Green Evaluation/Gas Mileage
Though the 1-Series is petite compared to its larger brother, the 3-Series, it’s no more eco-friendly, especially in 135i trim. The 128i delivers 18 mpg city and 28 mpg highway when equipped with the manual transmission and 19 mpg city, 28 mpg highway when you opt for the manual. Even with the dual-turbo set up, the 135i churns out 17 mpg city and 25 mpg highway in manual, 18 mpg city, 26 mpg highway as an automatic.
A Closer Look: Vehicle Details
BMW took the Mies Van Der Rohe’s motto of “less is more” to heart. The 1-Series has one of those near-flawless utilitarian interiors that has made BMW the industry benchmark. The coupes come stock with leatherette seats that should hold up well to everyday wear, but non-vegans can opt for genuine leather for an extra $1,450. A number of beautiful accents are available inside as well, our favorite being the Gray Poplar Wood.

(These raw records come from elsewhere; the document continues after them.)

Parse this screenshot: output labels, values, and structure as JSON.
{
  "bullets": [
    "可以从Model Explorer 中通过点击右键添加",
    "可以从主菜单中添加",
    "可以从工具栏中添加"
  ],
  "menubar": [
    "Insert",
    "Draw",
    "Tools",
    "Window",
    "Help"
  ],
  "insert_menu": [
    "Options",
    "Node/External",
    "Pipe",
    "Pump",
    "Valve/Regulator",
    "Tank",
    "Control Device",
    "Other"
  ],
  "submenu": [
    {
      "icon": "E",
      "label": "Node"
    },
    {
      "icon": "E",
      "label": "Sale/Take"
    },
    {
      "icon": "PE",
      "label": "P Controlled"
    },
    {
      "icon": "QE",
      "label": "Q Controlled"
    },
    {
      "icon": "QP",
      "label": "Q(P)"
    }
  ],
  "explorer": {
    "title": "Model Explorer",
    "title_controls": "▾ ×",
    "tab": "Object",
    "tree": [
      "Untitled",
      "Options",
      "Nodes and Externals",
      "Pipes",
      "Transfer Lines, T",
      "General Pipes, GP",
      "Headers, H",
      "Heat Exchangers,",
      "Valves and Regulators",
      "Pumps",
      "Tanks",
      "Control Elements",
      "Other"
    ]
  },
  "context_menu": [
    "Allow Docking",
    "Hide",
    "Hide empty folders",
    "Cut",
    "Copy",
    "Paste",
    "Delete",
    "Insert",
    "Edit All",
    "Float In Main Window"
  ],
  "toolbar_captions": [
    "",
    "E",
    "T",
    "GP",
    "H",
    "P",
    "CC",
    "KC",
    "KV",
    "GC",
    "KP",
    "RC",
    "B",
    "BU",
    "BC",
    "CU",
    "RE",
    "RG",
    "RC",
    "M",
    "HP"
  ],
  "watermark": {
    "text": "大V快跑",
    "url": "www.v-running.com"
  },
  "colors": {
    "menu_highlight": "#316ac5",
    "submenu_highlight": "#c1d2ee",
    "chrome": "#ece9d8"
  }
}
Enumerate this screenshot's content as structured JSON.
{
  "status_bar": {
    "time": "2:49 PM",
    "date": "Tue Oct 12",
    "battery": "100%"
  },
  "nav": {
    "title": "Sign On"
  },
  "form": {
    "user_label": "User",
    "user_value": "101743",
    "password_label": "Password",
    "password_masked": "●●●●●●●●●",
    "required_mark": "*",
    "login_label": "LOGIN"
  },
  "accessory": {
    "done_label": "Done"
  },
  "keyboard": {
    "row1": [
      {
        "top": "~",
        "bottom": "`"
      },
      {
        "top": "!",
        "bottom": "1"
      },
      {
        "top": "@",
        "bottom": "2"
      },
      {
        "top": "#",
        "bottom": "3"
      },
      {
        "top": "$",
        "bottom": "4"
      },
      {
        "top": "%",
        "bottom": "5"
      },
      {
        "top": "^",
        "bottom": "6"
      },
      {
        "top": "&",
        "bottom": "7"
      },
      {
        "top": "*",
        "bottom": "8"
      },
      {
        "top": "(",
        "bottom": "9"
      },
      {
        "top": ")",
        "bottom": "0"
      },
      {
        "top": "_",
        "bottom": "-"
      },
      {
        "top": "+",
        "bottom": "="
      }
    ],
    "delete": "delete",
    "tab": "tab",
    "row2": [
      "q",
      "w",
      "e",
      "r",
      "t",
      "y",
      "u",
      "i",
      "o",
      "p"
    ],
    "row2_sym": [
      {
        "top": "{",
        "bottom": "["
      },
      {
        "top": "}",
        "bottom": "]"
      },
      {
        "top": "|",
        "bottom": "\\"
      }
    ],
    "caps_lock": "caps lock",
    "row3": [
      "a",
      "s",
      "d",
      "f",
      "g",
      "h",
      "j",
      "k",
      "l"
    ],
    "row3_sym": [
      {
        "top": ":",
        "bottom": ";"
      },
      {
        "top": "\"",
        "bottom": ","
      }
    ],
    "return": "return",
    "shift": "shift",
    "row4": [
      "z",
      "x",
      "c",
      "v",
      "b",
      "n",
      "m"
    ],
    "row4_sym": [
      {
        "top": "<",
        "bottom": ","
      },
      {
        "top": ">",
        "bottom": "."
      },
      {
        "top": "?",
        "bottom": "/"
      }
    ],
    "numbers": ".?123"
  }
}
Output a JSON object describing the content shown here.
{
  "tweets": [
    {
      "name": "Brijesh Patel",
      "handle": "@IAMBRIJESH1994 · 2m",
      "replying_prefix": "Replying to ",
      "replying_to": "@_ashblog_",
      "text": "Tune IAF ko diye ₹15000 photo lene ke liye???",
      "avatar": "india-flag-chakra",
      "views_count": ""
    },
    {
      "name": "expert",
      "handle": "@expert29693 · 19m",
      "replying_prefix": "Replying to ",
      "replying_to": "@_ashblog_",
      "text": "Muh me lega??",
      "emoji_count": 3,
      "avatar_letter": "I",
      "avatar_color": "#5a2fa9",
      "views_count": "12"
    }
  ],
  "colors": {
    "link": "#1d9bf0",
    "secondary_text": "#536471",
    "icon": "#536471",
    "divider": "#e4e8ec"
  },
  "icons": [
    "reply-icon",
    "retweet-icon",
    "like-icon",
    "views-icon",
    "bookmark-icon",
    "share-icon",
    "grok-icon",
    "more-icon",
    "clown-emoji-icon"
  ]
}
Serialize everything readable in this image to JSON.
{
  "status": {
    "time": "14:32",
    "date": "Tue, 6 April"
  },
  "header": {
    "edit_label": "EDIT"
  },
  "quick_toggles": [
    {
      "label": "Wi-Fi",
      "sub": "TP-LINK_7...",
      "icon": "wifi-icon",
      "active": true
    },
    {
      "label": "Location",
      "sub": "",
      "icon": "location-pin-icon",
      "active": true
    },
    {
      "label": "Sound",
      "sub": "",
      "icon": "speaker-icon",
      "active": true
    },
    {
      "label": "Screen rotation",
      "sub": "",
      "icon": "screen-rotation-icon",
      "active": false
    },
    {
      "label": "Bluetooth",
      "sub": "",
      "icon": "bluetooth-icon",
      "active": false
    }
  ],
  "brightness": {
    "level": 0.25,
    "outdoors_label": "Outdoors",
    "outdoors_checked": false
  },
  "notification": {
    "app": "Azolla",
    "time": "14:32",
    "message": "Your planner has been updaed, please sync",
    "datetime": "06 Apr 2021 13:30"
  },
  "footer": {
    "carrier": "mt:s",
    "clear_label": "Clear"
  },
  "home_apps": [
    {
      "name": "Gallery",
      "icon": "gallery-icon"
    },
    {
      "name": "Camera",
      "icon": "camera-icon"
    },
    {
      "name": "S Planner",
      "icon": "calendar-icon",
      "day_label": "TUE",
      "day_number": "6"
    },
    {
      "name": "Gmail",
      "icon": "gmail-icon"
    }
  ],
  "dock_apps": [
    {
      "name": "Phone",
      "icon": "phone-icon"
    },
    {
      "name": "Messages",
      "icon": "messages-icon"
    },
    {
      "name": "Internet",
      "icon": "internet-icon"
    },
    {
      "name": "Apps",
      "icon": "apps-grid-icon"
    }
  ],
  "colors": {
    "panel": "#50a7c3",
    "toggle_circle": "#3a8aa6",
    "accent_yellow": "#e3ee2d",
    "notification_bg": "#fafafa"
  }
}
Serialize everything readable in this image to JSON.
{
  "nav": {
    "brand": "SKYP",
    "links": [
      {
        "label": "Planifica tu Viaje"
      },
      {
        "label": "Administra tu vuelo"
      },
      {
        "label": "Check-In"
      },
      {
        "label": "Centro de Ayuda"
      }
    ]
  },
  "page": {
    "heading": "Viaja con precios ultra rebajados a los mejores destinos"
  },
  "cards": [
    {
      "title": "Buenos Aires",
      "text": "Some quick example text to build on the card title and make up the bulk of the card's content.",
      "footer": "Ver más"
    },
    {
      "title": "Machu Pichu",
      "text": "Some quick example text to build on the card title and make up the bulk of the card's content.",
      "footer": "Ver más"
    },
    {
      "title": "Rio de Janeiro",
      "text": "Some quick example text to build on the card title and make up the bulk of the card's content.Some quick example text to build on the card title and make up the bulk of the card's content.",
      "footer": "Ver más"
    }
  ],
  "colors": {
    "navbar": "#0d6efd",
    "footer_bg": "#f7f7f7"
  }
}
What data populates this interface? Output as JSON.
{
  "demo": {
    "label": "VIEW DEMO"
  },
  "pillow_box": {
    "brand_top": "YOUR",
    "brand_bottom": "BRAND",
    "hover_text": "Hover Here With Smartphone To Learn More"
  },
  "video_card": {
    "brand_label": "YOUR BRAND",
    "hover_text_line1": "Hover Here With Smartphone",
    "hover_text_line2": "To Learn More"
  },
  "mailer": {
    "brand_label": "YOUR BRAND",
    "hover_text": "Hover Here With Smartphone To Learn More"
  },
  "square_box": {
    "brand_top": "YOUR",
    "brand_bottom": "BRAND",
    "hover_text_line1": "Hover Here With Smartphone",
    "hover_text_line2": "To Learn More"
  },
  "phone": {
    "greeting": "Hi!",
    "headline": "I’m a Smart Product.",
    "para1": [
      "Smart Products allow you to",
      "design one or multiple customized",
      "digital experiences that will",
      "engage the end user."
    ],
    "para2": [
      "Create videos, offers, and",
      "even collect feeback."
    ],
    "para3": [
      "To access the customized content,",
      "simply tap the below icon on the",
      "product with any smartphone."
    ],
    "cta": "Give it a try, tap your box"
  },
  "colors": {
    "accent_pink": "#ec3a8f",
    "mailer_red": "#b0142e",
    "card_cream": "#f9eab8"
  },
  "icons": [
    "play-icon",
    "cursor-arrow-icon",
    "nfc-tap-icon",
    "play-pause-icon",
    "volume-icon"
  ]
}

With styling distilled from the company’s larger coupes and sedans, this car reeks of sexy. A different front fascia with a more aggressive air inlet distinguishes the 135i from the 128i, as do HID headlights.
Market Segment and Pricing
BMW’s 128i has an MSRP of $28,600 for the coupe and $33,100 for the convertible. The more powerful 135i coupe starts at $34,900 and the convertible version starts at $39,100. Since this is a BMW, the price rises with every option. The 1-Series finds itself in odd company with rear-drive competitors like the Ford Mustang GT
at $28,375, the Mazda RX-8
at $27,085 and its truest competition, the Infiniti G37 Coupe
at $34,900. Also, it seems that BMW may be poaching its own sales with the 328i Coupe
starting at $35,600.
What We Think
The 1-Series is a great step in the right direction for BMW. The concoction of small and fun-to-drive is nearly perfect, with one glaring exception – the price. The 1-Series’ MSRP puts it in direct competition with the German manufacturer’s 3-Series. If it were up to us, we would drop just a little more coin ($41,200) for the 335i Coupe and enjoy a larger cabin and comfortable ride, even at the expense of performance. The 1-Series is a remarkable car not because of any one aspect, but because of the holistic beauty of all the parts working together. BMW took a gamble bringing a small, powerful sports car to America and pricing it as a larger car.